The generally accepted answer is stated in terms of 50% and 99% probabilities. To be 50% sure that there will be a duplicate birthday, we need a group of 23 people. To be 99% sure, we need a group of 57 people.
Using this Poisson Calculator, we learn that we will be slightly more than 50% sure after the 21st person is examined. You can verify this by setting the pulldown Menu to "Other", entering 2 in the "Number of Winners" field, and clicking the "or More" radio button. When done, we will see that the expected abount of duplicate people will be 0.52. Which means that when the 21st person is examined, there will be a 52% chance that this person will have the same birthday as one of the others.
Further, after 28 people are examined, we find that we will have 1 person sharing the same birthday as another.
Links
Birthday problem
The Birthday Problem by Becky Schmoyer
The Birthday Problem  from Wolfram MathWorld
Probability of the Same Birthday within a Group
Assume that 180 cars per hour pass through a certain point on a highway during the morning rush hour.
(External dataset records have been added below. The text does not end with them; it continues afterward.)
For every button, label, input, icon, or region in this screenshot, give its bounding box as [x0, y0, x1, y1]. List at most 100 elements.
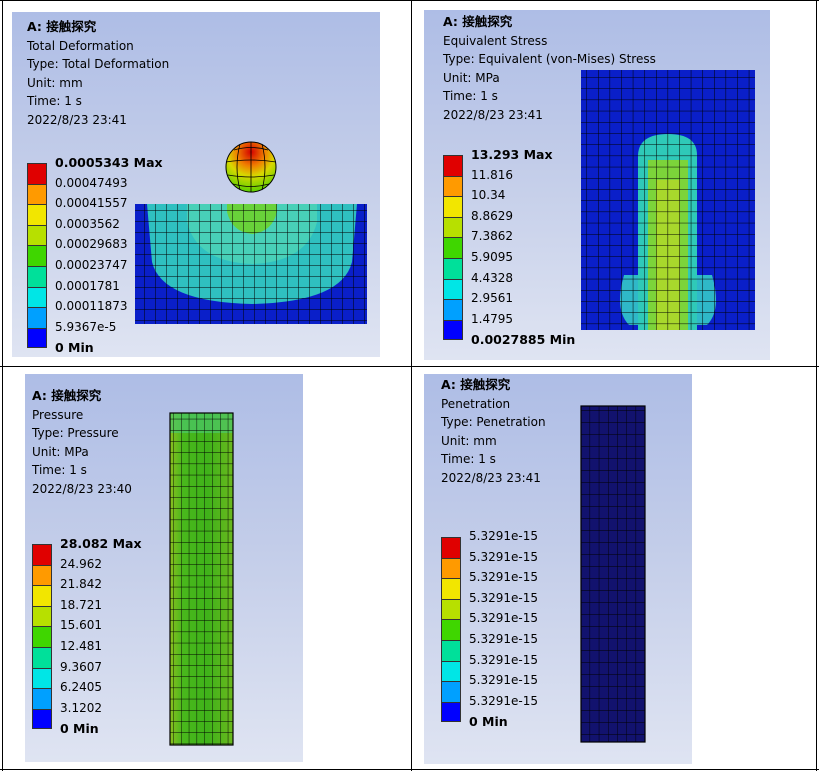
- legend-label: 12.481: [60, 639, 102, 653]
- legend-swatch: [443, 237, 463, 258]
- result-time: Time: 1 s: [27, 94, 82, 109]
- legend-swatch: [32, 688, 52, 709]
- legend-label: 0.0005343 Max: [55, 155, 163, 170]
- legend-label: 1.4795: [471, 311, 513, 326]
- legend-label: 2.9561: [471, 291, 513, 306]
- result-name: Equivalent Stress: [443, 33, 548, 48]
- legend-swatch: [441, 578, 461, 599]
- legend-swatch: [441, 598, 461, 620]
- legend-label: 0 Min: [469, 714, 508, 730]
- legend-swatch: [443, 196, 463, 217]
- result-date: 2022/8/23 23:41: [441, 470, 541, 485]
- result-type: Type: Pressure: [32, 426, 119, 441]
- legend-label: 28.082 Max: [60, 536, 142, 551]
- panel-penetration: A: 接触探究 Penetration Type: Penetration Un…: [424, 374, 692, 764]
- legend-label: 0 Min: [55, 340, 94, 356]
- legend-swatch: [441, 660, 461, 682]
- panel-pressure: A: 接触探究 Pressure Type: Pressure Unit: MP…: [25, 374, 303, 762]
- result-date: 2022/8/23 23:40: [32, 481, 132, 496]
- legend-label: 10.34: [471, 188, 506, 203]
- legend-swatch: [27, 204, 47, 225]
- legend-label: 11.816: [471, 167, 513, 182]
- result-date: 2022/8/23 23:41: [443, 107, 543, 122]
- legend-swatch: [32, 564, 52, 586]
- legend-swatch: [441, 557, 461, 579]
- panel-header: A: 接触探究 Total Deformation Type: Total De…: [27, 18, 169, 130]
- legend-swatch: [32, 667, 52, 689]
- legend-label: 8.8629: [471, 208, 513, 223]
- result-name: Pressure: [32, 407, 84, 422]
- table-border-bottom: [0, 769, 819, 770]
- legend-label: 6.2405: [60, 680, 102, 695]
- legend-label: 0.00041557: [55, 196, 128, 211]
- legend-swatch: [27, 286, 47, 308]
- panel-header: A: 接触探究 Penetration Type: Penetration Un…: [441, 376, 546, 488]
- result-unit: Unit: mm: [27, 75, 83, 90]
- pressure-model-view: [169, 412, 234, 746]
- result-time: Time: 1 s: [443, 89, 498, 104]
- legend-swatch: [32, 605, 52, 627]
- legend-swatch: [32, 544, 52, 565]
- legend-label: 5.9095: [471, 250, 513, 264]
- legend-swatch: [443, 258, 463, 279]
- result-type: Type: Equivalent (von-Mises) Stress: [443, 52, 656, 67]
- panel-header: A: 接触探究 Pressure Type: Pressure Unit: MP…: [32, 387, 132, 499]
- legend-label: 0.00023747: [55, 258, 128, 272]
- result-name: Penetration: [441, 396, 511, 411]
- legend-label: 0.00047493: [55, 175, 128, 190]
- legend-label: 5.9367e-5: [55, 319, 117, 334]
- model-title: A: 接触探究: [32, 388, 102, 403]
- deformation-model-view: [135, 141, 367, 324]
- legend-label: 5.3291e-15: [469, 590, 538, 605]
- result-date: 2022/8/23 23:41: [27, 112, 127, 127]
- legend-label: 5.3291e-15: [469, 529, 538, 543]
- legend-label: 13.293 Max: [471, 147, 553, 162]
- legend-label: 18.721: [60, 597, 102, 612]
- legend-swatch: [32, 708, 52, 730]
- legend-swatch: [27, 266, 47, 287]
- panel-equivalent-stress: A: 接触探究 Equivalent Stress Type: Equivale…: [424, 10, 770, 360]
- model-title: A: 接触探究: [27, 19, 97, 34]
- legend-swatch: [27, 327, 47, 349]
- legend-swatch: [443, 299, 463, 320]
- model-title: A: 接触探究: [441, 377, 511, 392]
- legend-swatch: [443, 278, 463, 300]
- legend-swatch: [443, 216, 463, 238]
- table-border-right: [816, 0, 817, 771]
- penetration-model-view: [580, 405, 646, 743]
- legend-label: 9.3607: [60, 659, 102, 674]
- result-time: Time: 1 s: [441, 452, 496, 467]
- legend-label: 7.3862: [471, 229, 513, 244]
- table-border-left: [2, 0, 3, 771]
- legend-label: 0.00029683: [55, 237, 128, 252]
- legend-swatch: [27, 224, 47, 246]
- legend-label: 0.0027885 Min: [471, 332, 576, 348]
- legend-label: 3.1202: [60, 700, 102, 715]
- legend-label: 21.842: [60, 577, 102, 592]
- legend-swatch: [441, 537, 461, 558]
- legend-swatch: [443, 155, 463, 176]
- panel-header: A: 接触探究 Equivalent Stress Type: Equivale…: [443, 13, 656, 125]
- legend-swatch: [27, 163, 47, 184]
- legend-swatch: [32, 626, 52, 647]
- legend-label: 24.962: [60, 556, 102, 571]
- model-title: A: 接触探究: [443, 14, 513, 29]
- legend-label: 5.3291e-15: [469, 632, 538, 646]
- legend-swatch: [441, 640, 461, 661]
- legend-label: 0.00011873: [55, 299, 128, 314]
- result-unit: Unit: MPa: [443, 70, 500, 85]
- result-type: Type: Penetration: [441, 415, 546, 430]
- panel-total-deformation: A: 接触探究 Total Deformation Type: Total De…: [12, 12, 380, 357]
- legend-label: 5.3291e-15: [469, 652, 538, 667]
- legend-label: 5.3291e-15: [469, 549, 538, 564]
- legend-label: 0.0003562: [55, 216, 120, 231]
- legend-label: 5.3291e-15: [469, 611, 538, 626]
- result-unit: Unit: mm: [441, 433, 497, 448]
- legend-label: 5.3291e-15: [469, 673, 538, 688]
- result-type: Type: Total Deformation: [27, 57, 170, 72]
- legend-label: 5.3291e-15: [469, 693, 538, 708]
- legend-swatch: [32, 585, 52, 606]
- legend-label: 0 Min: [60, 721, 99, 737]
- legend-swatch: [32, 647, 52, 668]
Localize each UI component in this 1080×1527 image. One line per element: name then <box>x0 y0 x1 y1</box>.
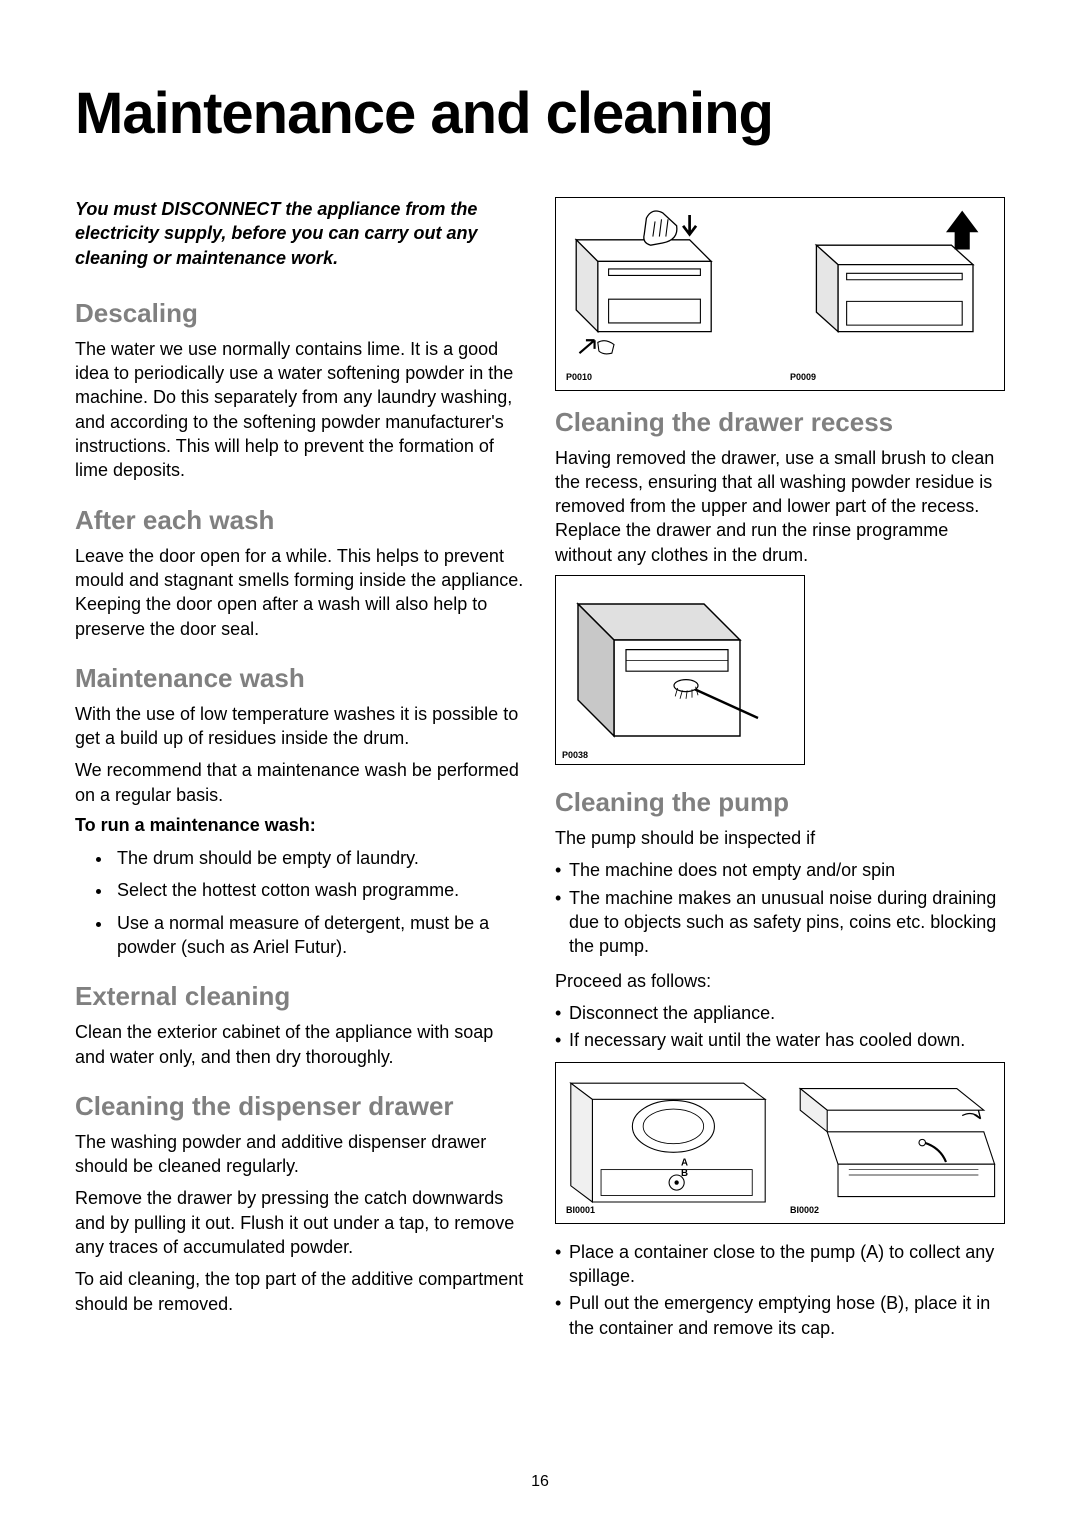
content-columns: You must DISCONNECT the appliance from t… <box>75 197 1005 1350</box>
pump-proceed: Proceed as follows: <box>555 969 1005 993</box>
figure-label: BI0002 <box>790 1205 819 1215</box>
page-title: Maintenance and cleaning <box>75 80 1005 147</box>
left-column: You must DISCONNECT the appliance from t… <box>75 197 525 1350</box>
external-cleaning-text: Clean the exterior cabinet of the applia… <box>75 1020 525 1069</box>
right-column: P0010 P0009 Cleaning the drawer recess H… <box>555 197 1005 1350</box>
list-item: Select the hottest cotton wash programme… <box>113 878 525 902</box>
list-item: Disconnect the appliance. <box>555 1001 1005 1025</box>
figure-panel-left: A B BI0001 <box>560 1067 776 1218</box>
figure-drawer-removal: P0010 P0009 <box>555 197 1005 391</box>
warning-text: You must DISCONNECT the appliance from t… <box>75 197 525 270</box>
pump-conditions-list: The machine does not empty and/or spin T… <box>555 858 1005 958</box>
svg-text:B: B <box>681 1169 688 1180</box>
heading-dispenser-drawer: Cleaning the dispenser drawer <box>75 1091 525 1122</box>
maintenance-wash-subhead: To run a maintenance wash: <box>75 815 525 836</box>
list-item: Place a container close to the pump (A) … <box>555 1240 1005 1289</box>
figure-panel-right: P0009 <box>784 202 1000 386</box>
heading-drawer-recess: Cleaning the drawer recess <box>555 407 1005 438</box>
svg-text:A: A <box>681 1158 688 1169</box>
dispenser-drawer-text-2: Remove the drawer by pressing the catch … <box>75 1186 525 1259</box>
drawer-recess-text: Having removed the drawer, use a small b… <box>555 446 1005 567</box>
figure-pump-access: A B BI0001 <box>555 1062 1005 1223</box>
figure-panel-left: P0010 <box>560 202 776 386</box>
figure-drawer-recess: P0038 <box>555 575 805 765</box>
list-item: The drum should be empty of laundry. <box>113 846 525 870</box>
list-item: Use a normal measure of detergent, must … <box>113 911 525 960</box>
pump-steps-2: Place a container close to the pump (A) … <box>555 1240 1005 1340</box>
figure-label: P0010 <box>566 372 592 382</box>
figure-label: P0009 <box>790 372 816 382</box>
figure-panel-right: BI0002 <box>784 1067 1000 1218</box>
heading-maintenance-wash: Maintenance wash <box>75 663 525 694</box>
dispenser-drawer-text-3: To aid cleaning, the top part of the add… <box>75 1267 525 1316</box>
maintenance-wash-text-1: With the use of low temperature washes i… <box>75 702 525 751</box>
heading-descaling: Descaling <box>75 298 525 329</box>
list-item: The machine makes an unusual noise durin… <box>555 886 1005 959</box>
heading-after-each-wash: After each wash <box>75 505 525 536</box>
heading-cleaning-pump: Cleaning the pump <box>555 787 1005 818</box>
pump-steps-1: Disconnect the appliance. If necessary w… <box>555 1001 1005 1053</box>
list-item: Pull out the emergency emptying hose (B)… <box>555 1291 1005 1340</box>
dispenser-drawer-text-1: The washing powder and additive dispense… <box>75 1130 525 1179</box>
descaling-text: The water we use normally contains lime.… <box>75 337 525 483</box>
page-number: 16 <box>531 1473 549 1491</box>
list-item: If necessary wait until the water has co… <box>555 1028 1005 1052</box>
heading-external-cleaning: External cleaning <box>75 981 525 1012</box>
maintenance-wash-list: The drum should be empty of laundry. Sel… <box>75 846 525 959</box>
pump-intro: The pump should be inspected if <box>555 826 1005 850</box>
after-each-wash-text: Leave the door open for a while. This he… <box>75 544 525 641</box>
figure-label: P0038 <box>562 750 588 760</box>
maintenance-wash-text-2: We recommend that a maintenance wash be … <box>75 758 525 807</box>
list-item: The machine does not empty and/or spin <box>555 858 1005 882</box>
figure-label: BI0001 <box>566 1205 595 1215</box>
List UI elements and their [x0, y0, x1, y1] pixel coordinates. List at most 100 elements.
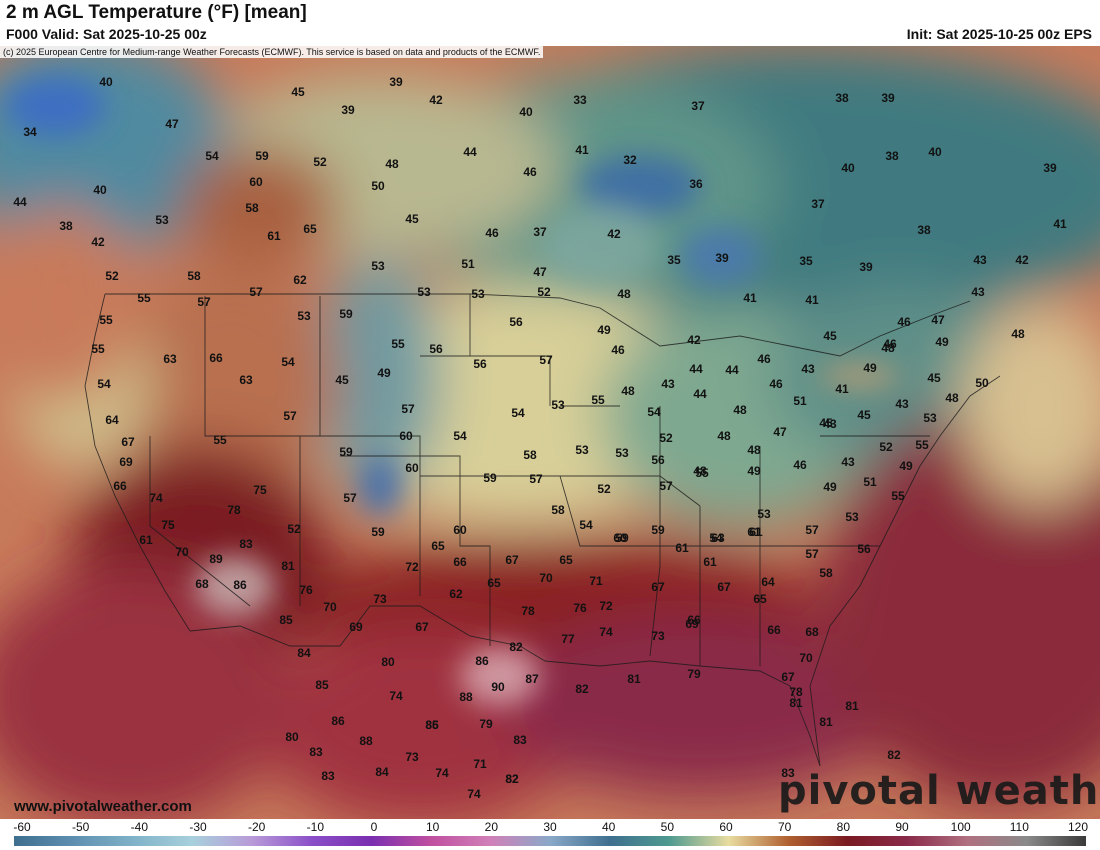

Due to planned construction, it is estimated that congestion will occur when more than 5 cars pass through this the point in any one minute. What is the probability of congestion occurring?
To answer this, we note that 3 cars will pass trough the point every minute. Using this Poisson Calculator, we enter 1 in the "Number of Combinations" field (representing 1 minute), and then enter 3 in the "Ticket Sales" field (i.e. 3 cars). Next, we enter 6 in the "Number of Winners" field, and check the "or More" radio button.
Now, we can see the answer that the Probability of "more than 5 cars" is equal to 8.382%.
Links
Automobile Congestion (see example on page 10)
The Poisson Probability Distribution (see example 4)
It has been observed that 720 vehicles pass through a certain point every hour.
Calculate the probability that exactly 5 vehicles pass through this point in 5 seconds.
To answer this, we note that there are 3600 seconds in an hour. So, we enter: 3600 in the "Number of Combinations" field; and, 3600 (720 * 5 seconds) in the "Ticket Sales" field. Lastly, we enter 5 in the "Number of Winners" field, and check the "Only" radio button.
The answer is found to be 0.307% or 0.00307.
Links
Distributions of Traffic Flow
When Scale checked, all data is scaled such that the number of combinations approaches 1,000; otherwise, the raw values are used for calculations.
This is important because the larger the number of combinations becomes, the closer the binomial distributation values approach those of the closed form Poisson formula.
Lambda is the Poisson Distribution Average, computed by dividing the Number of Items by the Number selected
Note: it can only be entered when the pulldown selection is set to Other
Only and or More determine what is shown in the Probability and Expected Amount fields. Only means the exact matches, whereas or More represents the cumulative total.
Note, when Number of Winners is set to 0 and or More is clicked, the Probability will always be 100%. But, we do not show this. Instead we display the Only value as we believe it is more meaningful.